I’ve had two more conference session proposals accepted, both drawing on Sounds Good. One is at the STLHE conference in Windsor, Ontario, a few days after my session in Salt Lake City, which was approved a while ago. The plan is to do both on the same trip. The other acceptance is at the Higher Education Academy conference in Harrogate in early July. I’ll be doing my best to ensure dialogue, rather than just one-way transmission of information. I’m hoping to gather some ideas and meet people who will make me think hard about the use of audio.

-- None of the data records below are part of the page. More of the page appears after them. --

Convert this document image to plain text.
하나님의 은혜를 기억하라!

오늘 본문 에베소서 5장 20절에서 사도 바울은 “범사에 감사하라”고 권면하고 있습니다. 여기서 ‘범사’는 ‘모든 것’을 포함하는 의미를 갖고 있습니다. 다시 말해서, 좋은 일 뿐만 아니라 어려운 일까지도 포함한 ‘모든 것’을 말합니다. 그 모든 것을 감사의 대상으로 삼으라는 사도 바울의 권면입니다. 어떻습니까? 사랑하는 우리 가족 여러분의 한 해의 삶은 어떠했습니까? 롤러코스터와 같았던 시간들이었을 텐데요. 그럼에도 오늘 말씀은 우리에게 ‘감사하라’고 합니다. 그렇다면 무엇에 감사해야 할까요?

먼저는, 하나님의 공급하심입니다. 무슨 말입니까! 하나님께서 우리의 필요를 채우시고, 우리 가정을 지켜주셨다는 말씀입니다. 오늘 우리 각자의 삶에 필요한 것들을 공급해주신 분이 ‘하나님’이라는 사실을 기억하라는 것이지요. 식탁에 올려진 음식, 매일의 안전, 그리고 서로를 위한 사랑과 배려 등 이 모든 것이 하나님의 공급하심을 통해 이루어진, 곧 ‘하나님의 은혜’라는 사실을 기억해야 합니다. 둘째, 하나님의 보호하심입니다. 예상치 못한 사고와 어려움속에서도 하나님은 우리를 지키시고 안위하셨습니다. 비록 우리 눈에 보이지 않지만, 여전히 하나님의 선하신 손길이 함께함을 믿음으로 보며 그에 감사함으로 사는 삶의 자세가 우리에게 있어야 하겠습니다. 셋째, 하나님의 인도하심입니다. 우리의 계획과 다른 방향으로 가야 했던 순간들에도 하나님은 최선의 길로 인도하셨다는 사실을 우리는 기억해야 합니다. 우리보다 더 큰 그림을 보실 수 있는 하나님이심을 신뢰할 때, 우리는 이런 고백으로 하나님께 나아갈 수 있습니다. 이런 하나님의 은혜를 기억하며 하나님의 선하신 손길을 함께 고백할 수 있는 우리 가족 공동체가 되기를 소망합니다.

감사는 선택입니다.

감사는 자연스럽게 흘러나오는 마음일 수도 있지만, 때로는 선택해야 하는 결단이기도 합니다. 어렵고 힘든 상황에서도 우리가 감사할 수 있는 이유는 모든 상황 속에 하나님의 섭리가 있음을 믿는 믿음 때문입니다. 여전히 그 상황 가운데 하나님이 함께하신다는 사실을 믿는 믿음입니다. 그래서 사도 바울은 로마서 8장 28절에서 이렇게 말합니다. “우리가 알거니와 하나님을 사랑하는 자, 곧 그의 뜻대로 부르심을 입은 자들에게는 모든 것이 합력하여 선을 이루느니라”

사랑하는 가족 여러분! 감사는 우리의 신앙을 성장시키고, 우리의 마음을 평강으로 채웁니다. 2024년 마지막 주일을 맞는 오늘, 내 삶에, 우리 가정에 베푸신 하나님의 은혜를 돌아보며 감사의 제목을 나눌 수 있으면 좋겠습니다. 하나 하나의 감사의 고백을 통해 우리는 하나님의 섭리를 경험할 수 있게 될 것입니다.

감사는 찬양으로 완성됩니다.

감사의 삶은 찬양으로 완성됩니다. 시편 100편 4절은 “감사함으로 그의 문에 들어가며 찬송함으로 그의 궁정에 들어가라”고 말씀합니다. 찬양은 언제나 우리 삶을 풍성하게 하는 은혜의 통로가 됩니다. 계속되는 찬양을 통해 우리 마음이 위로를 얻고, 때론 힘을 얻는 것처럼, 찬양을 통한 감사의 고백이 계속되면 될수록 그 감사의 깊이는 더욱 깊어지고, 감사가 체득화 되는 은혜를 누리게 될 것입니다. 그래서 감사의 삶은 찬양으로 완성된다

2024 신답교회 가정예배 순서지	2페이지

My colleague Phil Race, who is a member of the Sounds Good team, has been trying out the exercise I have devised for next week’s presentation to JISC’s Learning and Teaching Experts Group. It’s intended to simulate the experience of a student receiving audio feedback on a piece of written work. I gather it’s been triggering some lively debate, not least about the mark that the teacher gives the student. That wasn’t my main concern when I wrote the exercise, but I’m pleased that Phil and his learners have been getting some value from it. I hope I can be equally successful in using it in a slightly different way. Will it turn out to be a ‘reusable learning object’?
A little bit of information is beginning to come in about users’ experiences of giving and receiving audio feedback. They are only a few snippets so far, so we can’t attach much weight to them. It’s generally positive stuff though, which is encouraging.